In June 2017, Fairfax and the ABC carried out a joint investigation, in close collaboration with ASIO, into “how China’s Communist Party is secretly infiltrating Australia.” It presented donations by Chinese-born businessmen to Labor and the Liberal-Nationals as a nefarious Chinese government plot to subvert Australian politics. The “investigation” was shot-through with contradictions, including the fact that some of the named businessmen had no links to the Chinese regime.

These unsubstantiated claims have now been invoked by the Coalition government to justify draconian new laws, unveiled this month, targeting “unlawful foreign influence.” The proposed legislation will include the creation of a register of “foreign agents,” modelled on US laws which have been used against Russian-owned media companies this year, and a ban on foreign donations for any political activity.

What is being prepared is nothing less than a purge, aimed at criminalising any divergence from Australia’s commitment to US-led threats and provocations in the region.

Attorney General George Brandis stated earlier this month that Dastyari’s “alleged conduct” “does not reach the threshold of the existing laws of treason and espionage,” adding, “that is why... we are introducing a new offence of unlawful foreign interference.”

An article in the Sydney Morning Herald on December 5 gleefully declared that political free speech would likely be targeted, commenting, “Political activity such as Labor senator Sam Dastyari’s infamous pro-China speech after receiving money from a Beijing-linked businessman would become a crime under new laws to curb foreign interference, the Turnbull government has indicated.”

In reality, Dastyari’s alleged remarks were a tepid suggestion that Australia not become directly involved in territorial disputes in the South China Sea. The US has deliberately stoked longstanding territorial conflicts between China and south-east Asian countries, including the Philippines, to ramp up pressure on Beijing.

Dastyari did not criticise US militarism, or the US-Australia alliance, which he supports. Media commentaries, along with Labor and Liberal-National politicians, however, have claimed that his comments were not in line with official Labor policy, which was to agitate for Australia to conduct its own military provocations in the South China Sea in Beijing.

Dastyari’s ouster signals a stepped-up campaign targeting figures within the political establishment with ties to Chinese business interests and anyone who has expressed concerns about Australia’s alignment with the US war drive in Asia.

Amid the imminent danger of a US attack on North Korea, this is aimed at ensuring that the official political set-up is unwavering in its commitment to participate in war at any time. Further witch-hunts and purges are on the agenda, with ASIO leaking to the press earlier this month that it has identified ten candidates to previous local and state elections that it said had “close ties to Chinese intelligence.”

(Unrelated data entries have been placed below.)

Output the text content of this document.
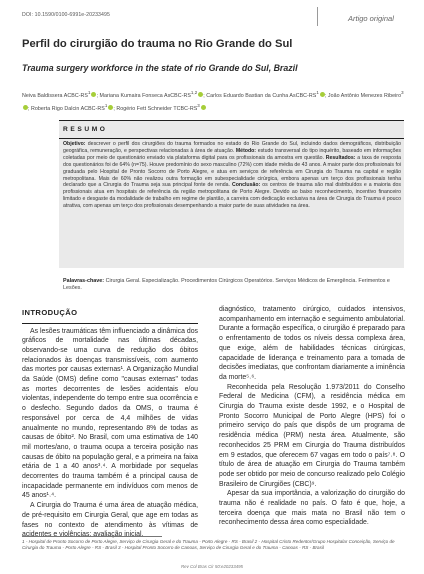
DOI: 10.1590/0100-6991e-20233495	Artigo original
Perfil do cirurgião do trauma no Rio Grande do Sul
Trauma surgery workforce in the state of rio Grande do Sul, Brazil
Neiva Baldissera ACBC-$RS^1$; Mariana Kumaira Fonseca AsCBC-RS$^{1,2}$; Carlos Eduardo Bastian da Cunha AsCBC-$RS^1$; João Antônio Menezes Ribeiro$^3$; Roberta Rigo Dalcin ACBC-$RS^1$; Rogério Fett Schneider TCBC-$RS^3$
RESUMO

Objetivo: descrever o perfil dos cirurgiões do trauma formados no estado do Rio Grande do Sul, incluindo dados demográficos, distribuição geográfica, remuneração, e perspectivas relacionadas à área de atuação. Método: estudo transversal do tipo inquérito, baseado em informações coletadas por meio de questionário enviado via plataforma digital para os profissionais da amostra em questão. Resultados: a taxa de resposta dos questionários foi de 64% (n=75). Houve predomínio do sexo masculino (72%) com idade média de 43 anos. A maior parte dos profissionais foi graduada pelo Hospital de Pronto Socorro de Porto Alegre, e atua em serviços de referência em Cirurgia do Trauma na capital e região metropolitana. Mais de 60% não realizou outra formação em subespecialidade cirúrgica, embora apenas um terço dos profissionais tenha declarado que a Cirurgia do Trauma seja sua principal fonte de renda. Conclusão: os centros de trauma são mal distribuídos e a maioria dos profissionais atua em hospitais de referência da região metropolitana de Porto Alegre. Devido ao baixo reconhecimento, incentivo financeiro limitado e desgaste da modalidade de trabalho em regime de plantão, a carreira com dedicação exclusiva na área de Cirurgia do Trauma é pouco atrativa, com apenas um terço dos profissionais desempenhando a maior parte de suas atividades na área.

Palavras-chave: Cirurgia Geral. Especialização. Procedimentos Cirúrgicos Operatórios. Serviços Médicos de Emergência. Ferimentos e Lesões.

INTRODUÇÃO

As lesões traumáticas têm influenciado a dinâmica dos gráficos de mortalidade nas últimas décadas, observando-se uma curva de redução dos óbitos relacionados às doenças transmissíveis, com aumento das mortes por causas externas¹. A Organização Mundial da Saúde (OMS) define como "causas externas" todas as mortes decorrentes de lesões acidentais e/ou violentas, independente do tempo entre sua ocorrência e o desfecho. Segundo dados da OMS, o trauma é responsável por cerca de 4,4 milhões de vidas anualmente no mundo, representando 8% de todas as causas de óbito². No Brasil, com uma estimativa de 140 mil mortes/ano, o trauma ocupa a terceira posição nas causas de óbito na população geral, e a primeira na faixa etária de 1 a 40 anos³˒⁴. A morbidade por sequelas decorrentes do trauma também é a principal causa de incapacidade permanente em indivíduos com menos de 45 anos¹˒⁴.

A Cirurgia do Trauma é uma área de atuação médica, de pré-requisito em Cirurgia Geral, que age em todas as fases no contexto de atendimento às vítimas de acidentes e violências: avaliação inicial,

diagnóstico, tratamento cirúrgico, cuidados intensivos, acompanhamento em internação e seguimento ambulatorial. Durante a formação específica, o cirurgião é preparado para o enfrentamento de todos os níveis dessa complexa área, que exige, além de habilidades técnicas cirúrgicas, capacidade de liderança e treinamento para a tomada de decisões imediatas, que confrontam diariamente a iminência da morte⁵˒⁶.

Reconhecida pela Resolução 1.973/2011 do Conselho Federal de Medicina (CFM), a residência médica em Cirurgia do Trauma existe desde 1992, e o Hospital de Pronto Socorro Municipal de Porto Alegre (HPS) foi o primeiro serviço do país que dispôs de um programa de residência médica (PRM) nesta área. Atualmente, são reconhecidos 25 PRM em Cirurgia do Trauma distribuídos em 9 estados, que oferecem 67 vagas em todo o país⁷˒⁸. O título de área de atuação em Cirurgia do Trauma também pode ser obtido por meio de concurso realizado pelo Colégio Brasileiro de Cirurgiões (CBC)⁹.

Apesar da sua importância, a valorização do cirurgião do trauma não é realidade no país. O fato é que, hoje, a terceira doença que mais mata no Brasil não tem o reconhecimento dessa área como especialidade.

1 - Hospital de Pronto Socorro de Porto Alegre, Serviço de Cirurgia Geral e do Trauma - Porto Alegre - RS - Brasil 2 - Hospital Cristo Redentor/Grupo Hospitalar Conceição, Serviço de Cirurgia do Trauma - Porto Alegre - RS - Brasil 3 - Hospital Pronto Socorro de Canoas, Serviço de Cirurgia Geral e do Trauma - Canoas - RS - Brasil

Rev Col Bras Cir 50:e20233495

The anti-China campaign will increasingly be directed at anti-war opposition from workers and young people. Already, government-connected think tanks warned that the 130,000 Chinese international students in Australia could constitute a potential “fifth column.” This xenophobic agitation recalls the actions of Australian governments in World War One and World War Two, when “enemy aliens” were locked-up in internment camps, and anti-war activists viciously persecuted.